Finnish Paranormal Research Project Takes 'Uncanny' Turn

A Finnish anthropologist studying paranormal experiences found out the hard way that the country's academic world may not be ready for such research.

Dr. Marja-Liisa Honkasalo spent four years collecting stories of what she calls the 'uncanny' from everyday residents of Finland.

She described these events as instances where people hear voices or have visions as well as sensing an unseen presence and psi phenomena like precognition and telepathy.

Alongside a team of folkorists, psychiatrists, and historians among other experts, Honkasalo received more than 200 letters from people in the country who had experienced such 'uncanny' events.

Rather than try and determine what had happened to these experiencers, the team's goal was focused more on a cultural level with a focus on developing a better understanding of how these events impacted lives.

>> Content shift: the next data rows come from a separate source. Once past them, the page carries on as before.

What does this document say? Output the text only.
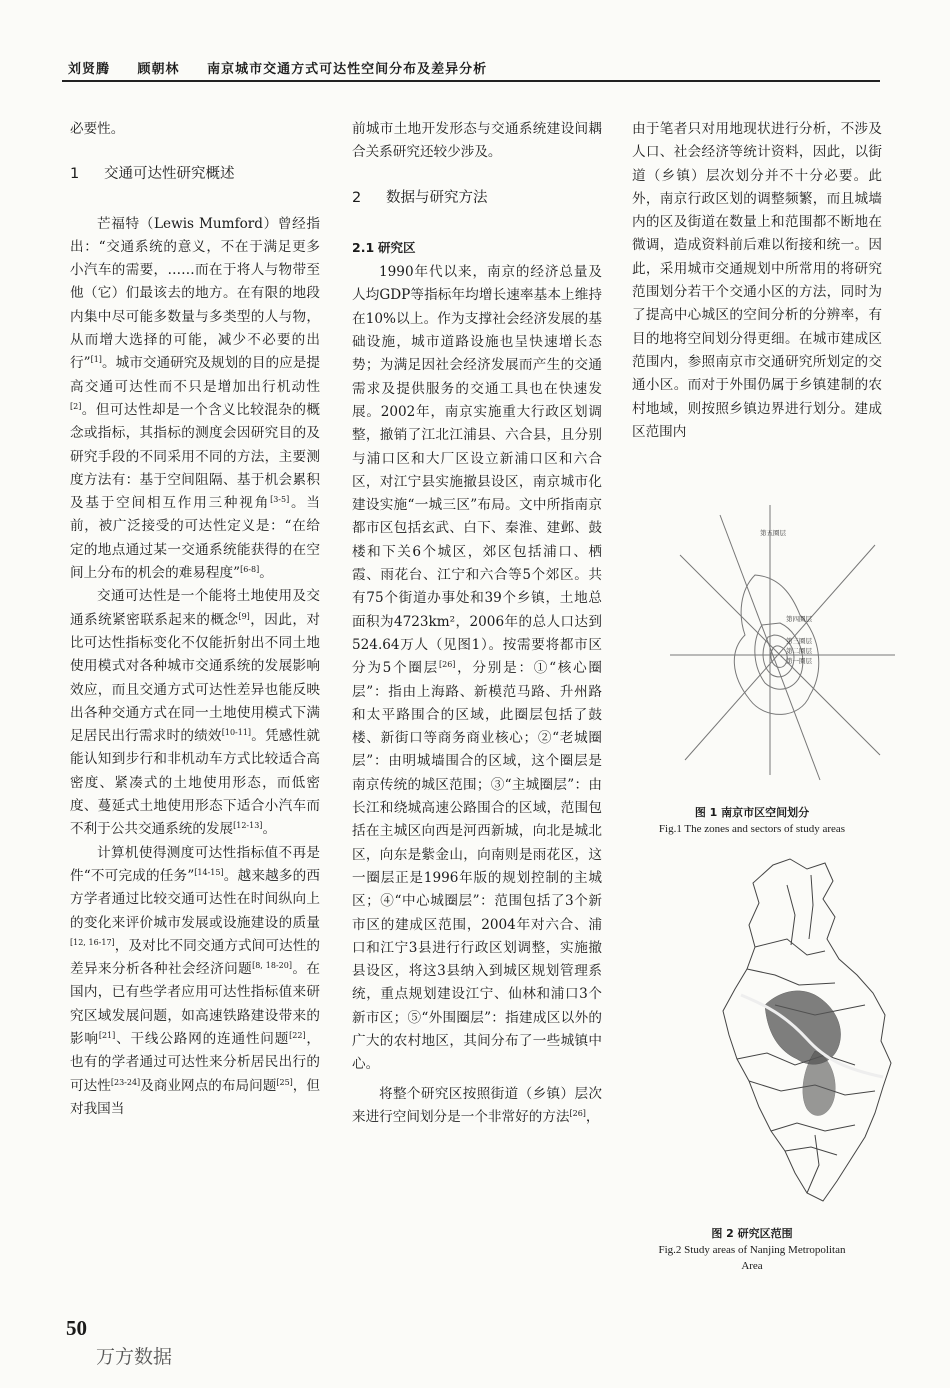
刘贤腾 顾朝林 南京城市交通方式可达性空间分布及差异分析

必要性。

1 交通可达性研究概述

芒福特（Lewis Mumford）曾经指出：“交通系统的意义，不在于满足更多小汽车的需要，……而在于将人与物带至他（它）们最该去的地方。在有限的地段内集中尽可能多数量与多类型的人与物，从而增大选择的可能，减少不必要的出行”[1]。城市交通研究及规划的目的应是提高交通可达性而不只是增加出行机动性[2]。但可达性却是一个含义比较混杂的概念或指标，其指标的测度会因研究目的及研究手段的不同采用不同的方法，主要测度方法有：基于空间阻隔、基于机会累积及基于空间相互作用三种视角[3-5]。当前，被广泛接受的可达性定义是：“在给定的地点通过某一交通系统能获得的在空间上分布的机会的难易程度”[6-8]。

交通可达性是一个能将土地使用及交通系统紧密联系起来的概念[9]，因此，对比可达性指标变化不仅能折射出不同土地使用模式对各种城市交通系统的发展影响效应，而且交通方式可达性差异也能反映出各种交通方式在同一土地使用模式下满足居民出行需求时的绩效[10-11]。凭感性就能认知到步行和非机动车方式比较适合高密度、紧凑式的土地使用形态，而低密度、蔓延式土地使用形态下适合小汽车而不利于公共交通系统的发展[12-13]。

计算机使得测度可达性指标值不再是件“不可完成的任务”[14-15]。越来越多的西方学者通过比较交通可达性在时间纵向上的变化来评价城市发展或设施建设的质量[12, 16-17]，及对比不同交通方式间可达性的差异来分析各种社会经济问题[8, 18-20]。在国内，已有些学者应用可达性指标值来研究区域发展问题，如高速铁路建设带来的影响[21]、干线公路网的连通性问题[22]，也有的学者通过可达性来分析居民出行的可达性[23-24]及商业网点的布局问题[25]，但对我国当

前城市土地开发形态与交通系统建设间耦合关系研究还较少涉及。

2 数据与研究方法

2.1 研究区

1990年代以来，南京的经济总量及人均GDP等指标年均增长速率基本上维持在10%以上。作为支撑社会经济发展的基础设施，城市道路设施也呈快速增长态势；为满足因社会经济发展而产生的交通需求及提供服务的交通工具也在快速发展。2002年，南京实施重大行政区划调整，撤销了江北江浦县、六合县，且分别与浦口区和大厂区设立新浦口区和六合区，对江宁县实施撤县设区，南京城市化建设实施“一城三区”布局。文中所指南京都市区包括玄武、白下、秦淮、建邺、鼓楼和下关6个城区，郊区包括浦口、栖霞、雨花台、江宁和六合等5个郊区。共有75个街道办事处和39个乡镇，土地总面积为4723km²，2006年的总人口达到524.64万人（见图1）。按需要将都市区分为5个圈层[26]，分别是：①“核心圈层”：指由上海路、新模范马路、升州路和太平路围合的区域，此圈层包括了鼓楼、新街口等商务商业核心；②“老城圈层”：由明城墙围合的区域，这个圈层是南京传统的城区范围；③“主城圈层”：由长江和绕城高速公路围合的区域，范围包括在主城区向西是河西新城，向北是城北区，向东是紫金山，向南则是雨花区，这一圈层正是1996年版的规划控制的主城区；④“中心城圈层”：范围包括了3个新市区的建成区范围，2004年对六合、浦口和江宁3县进行行政区划调整，实施撤县设区，将这3县纳入到城区规划管理系统，重点规划建设江宁、仙林和浦口3个新市区；⑤“外围圈层”：指建成区以外的广大的农村地区，其间分布了一些城镇中心。

将整个研究区按照街道（乡镇）层次来进行空间划分是一个非常好的方法[26]，

由于笔者只对用地现状进行分析，不涉及人口、社会经济等统计资料，因此，以街道（乡镇）层次划分并不十分必要。此外，南京行政区划的调整频繁，而且城墙内的区及街道在数量上和范围都不断地在微调，造成资料前后难以衔接和统一。因此，采用城市交通规划中所常用的将研究范围划分若干个交通小区的方法，同时为了提高中心城区的空间分析的分辨率，有目的地将空间划分得更细。在城市建成区范围内，参照南京市交通研究所划定的交通小区。而对于外围仍属于乡镇建制的农村地域，则按照乡镇边界进行划分。建成区范围内

第五圈层
第四圈层
第三圈层
第二圈层
第一圈层
图 1 南京市区空间划分
Fig.1 The zones and sectors of study areas
图 2 研究区范围
Fig.2 Study areas of Nanjing Metropolitan
Area
50
万方数据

The group was also interested in finding out why mainstream science in Finland does not pay more attention to paranormal phenomena in general, which later proved to be cruelly ironic for Honkasalo.

Ultimately, they produced a book titled 'Mind and the Other' which detailed these experiences and offered some enlightening ideas as to why there is a reticence in Finland to look at them.

Among the reasons put forward are that numerous people reported being highly stigmatized due to reporting their experiences to medical doctors with some actually being diagnosed with psychological conditions or even institutionalized.

The authors attributed this to how Finland was one of the last Western countries to modernize and, as such, there is an underlying societal fear of being seen as 'backward' by believing in paranormal events or folkloric history.

Incredibly, the research project proved, in the end, to be something of a self-fulfilling prophecy for Honkasalo.

Following the publication of 'Mind and the Other,' she was summoned to her supervisor's office at Finland's University of Turku and, rather than being congratulated for the thought-provoking work, the anthropologist was fired!

Although her paranormal research was not directly cited in her dismissal, Honksalo had little doubt that it was the reason, recounting the experience to Finnish media outlet yle in a riveting article, she chillingly mused, "I lost everything."

Fortunately, she has since found work at a different university in Finland where she plans to continue her study of the 'uncanny' with, presumably, the full backing of her bosses at the school.